The standard practice in Large Language Models (LLMs) is to base predictions on the final-layer token representations. Recent studies, however, show that intermediate layers encode substantial information, which may contain more task-relevant features than the final-layer representations alone. Importantly, it was shown that for different tasks, different layers may be optimal.

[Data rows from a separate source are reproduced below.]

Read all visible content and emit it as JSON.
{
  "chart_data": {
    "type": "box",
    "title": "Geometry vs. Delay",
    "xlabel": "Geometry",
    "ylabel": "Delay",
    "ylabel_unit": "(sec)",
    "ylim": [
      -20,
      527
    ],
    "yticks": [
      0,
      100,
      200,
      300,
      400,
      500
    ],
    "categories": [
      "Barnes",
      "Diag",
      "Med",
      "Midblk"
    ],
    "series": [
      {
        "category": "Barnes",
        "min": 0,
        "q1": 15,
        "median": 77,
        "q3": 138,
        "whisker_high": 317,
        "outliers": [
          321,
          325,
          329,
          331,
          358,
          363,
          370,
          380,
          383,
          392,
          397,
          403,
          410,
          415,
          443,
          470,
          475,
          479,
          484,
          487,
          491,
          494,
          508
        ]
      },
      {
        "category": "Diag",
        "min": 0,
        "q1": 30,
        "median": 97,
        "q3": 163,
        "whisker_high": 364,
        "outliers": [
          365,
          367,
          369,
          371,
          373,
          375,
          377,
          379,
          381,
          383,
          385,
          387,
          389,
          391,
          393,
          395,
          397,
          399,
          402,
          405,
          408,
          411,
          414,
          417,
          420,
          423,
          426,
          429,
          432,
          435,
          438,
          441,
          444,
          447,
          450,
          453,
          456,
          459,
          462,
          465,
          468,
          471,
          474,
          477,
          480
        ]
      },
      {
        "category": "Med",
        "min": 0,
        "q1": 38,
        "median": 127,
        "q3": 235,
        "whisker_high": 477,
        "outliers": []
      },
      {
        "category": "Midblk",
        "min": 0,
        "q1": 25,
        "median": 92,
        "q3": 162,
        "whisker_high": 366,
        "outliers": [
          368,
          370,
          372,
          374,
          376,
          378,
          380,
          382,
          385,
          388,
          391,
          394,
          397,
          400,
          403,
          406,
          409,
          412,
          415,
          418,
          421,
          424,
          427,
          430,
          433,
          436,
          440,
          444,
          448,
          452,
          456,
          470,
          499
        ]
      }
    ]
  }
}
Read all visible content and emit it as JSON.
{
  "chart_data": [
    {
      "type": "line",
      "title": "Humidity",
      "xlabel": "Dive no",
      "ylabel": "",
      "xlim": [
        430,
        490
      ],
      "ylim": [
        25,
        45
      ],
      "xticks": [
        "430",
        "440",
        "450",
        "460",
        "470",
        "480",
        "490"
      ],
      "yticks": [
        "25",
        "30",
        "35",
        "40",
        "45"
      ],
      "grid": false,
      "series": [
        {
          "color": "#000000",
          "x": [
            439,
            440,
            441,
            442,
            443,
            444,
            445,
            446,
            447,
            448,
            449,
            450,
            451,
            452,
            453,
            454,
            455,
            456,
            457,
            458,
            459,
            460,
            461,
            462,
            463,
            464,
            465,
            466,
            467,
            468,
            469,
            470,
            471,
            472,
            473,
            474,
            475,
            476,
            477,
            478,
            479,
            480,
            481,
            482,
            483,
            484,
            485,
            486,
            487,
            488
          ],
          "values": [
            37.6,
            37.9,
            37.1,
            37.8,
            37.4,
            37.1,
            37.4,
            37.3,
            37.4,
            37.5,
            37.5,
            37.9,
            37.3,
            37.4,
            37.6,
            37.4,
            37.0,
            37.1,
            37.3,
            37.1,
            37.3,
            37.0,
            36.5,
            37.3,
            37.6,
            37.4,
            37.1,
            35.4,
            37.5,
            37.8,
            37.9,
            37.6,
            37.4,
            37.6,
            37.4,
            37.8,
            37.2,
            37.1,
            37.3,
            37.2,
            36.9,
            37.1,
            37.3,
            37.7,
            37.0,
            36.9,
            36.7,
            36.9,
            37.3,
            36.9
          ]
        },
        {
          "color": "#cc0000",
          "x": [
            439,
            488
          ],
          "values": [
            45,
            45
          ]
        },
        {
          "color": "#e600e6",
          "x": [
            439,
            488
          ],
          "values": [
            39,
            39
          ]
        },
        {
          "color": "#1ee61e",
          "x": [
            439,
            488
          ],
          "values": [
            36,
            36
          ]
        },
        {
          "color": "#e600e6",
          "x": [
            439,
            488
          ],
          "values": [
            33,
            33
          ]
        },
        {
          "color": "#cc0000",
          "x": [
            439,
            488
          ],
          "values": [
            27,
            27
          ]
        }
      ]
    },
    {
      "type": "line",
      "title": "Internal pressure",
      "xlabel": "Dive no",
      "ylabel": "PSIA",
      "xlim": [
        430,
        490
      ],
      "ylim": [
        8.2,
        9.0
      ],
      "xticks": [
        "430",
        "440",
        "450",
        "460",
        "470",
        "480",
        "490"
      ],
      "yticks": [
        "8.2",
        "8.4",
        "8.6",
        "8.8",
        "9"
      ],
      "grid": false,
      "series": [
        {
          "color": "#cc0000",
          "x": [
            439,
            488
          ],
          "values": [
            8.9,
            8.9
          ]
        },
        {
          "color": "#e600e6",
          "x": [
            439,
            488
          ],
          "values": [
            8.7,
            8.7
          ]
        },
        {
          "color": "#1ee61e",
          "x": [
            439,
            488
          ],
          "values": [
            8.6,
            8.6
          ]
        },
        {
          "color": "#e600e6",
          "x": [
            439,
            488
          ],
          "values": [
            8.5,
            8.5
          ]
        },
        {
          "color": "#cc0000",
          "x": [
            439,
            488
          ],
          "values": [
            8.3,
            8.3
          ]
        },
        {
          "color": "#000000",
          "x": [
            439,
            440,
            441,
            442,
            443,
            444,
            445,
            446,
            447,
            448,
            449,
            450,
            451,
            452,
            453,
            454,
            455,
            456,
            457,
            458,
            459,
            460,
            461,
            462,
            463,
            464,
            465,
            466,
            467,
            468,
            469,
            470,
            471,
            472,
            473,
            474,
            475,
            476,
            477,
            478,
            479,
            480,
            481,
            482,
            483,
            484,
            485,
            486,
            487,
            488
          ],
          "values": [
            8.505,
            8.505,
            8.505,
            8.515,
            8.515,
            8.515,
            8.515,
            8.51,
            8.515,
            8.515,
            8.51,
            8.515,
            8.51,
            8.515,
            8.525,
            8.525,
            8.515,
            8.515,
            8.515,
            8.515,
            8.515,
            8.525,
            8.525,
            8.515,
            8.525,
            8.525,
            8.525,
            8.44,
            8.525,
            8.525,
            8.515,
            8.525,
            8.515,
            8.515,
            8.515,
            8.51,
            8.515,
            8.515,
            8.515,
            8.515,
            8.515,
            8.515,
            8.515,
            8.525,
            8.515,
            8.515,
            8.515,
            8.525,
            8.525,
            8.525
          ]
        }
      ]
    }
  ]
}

In this work we introduce Inter-Layer Structural Encoders (ILSE), a powerful structural approach to learn one effective representation from the LLM's internal layer representations all together. Central to ILSE is Cayley-Encoder, a mathematically grounded geometric encoder that leverages expander Cayley graphs for efficient inter-layer information propagation. We evaluate ILSE across 13 classification and semantic similarity tasks with 9 pre-trained LLMs ranging from 14 million to 8 billion parameters. ILSE consistently outperforms baselines and existing approaches, achieving up to 44% improvement in accuracy and 25% in similarity metrics. We further show that ILSE is data-efficient in few-shot regimes and can make small LLMs competitive with substantially larger models.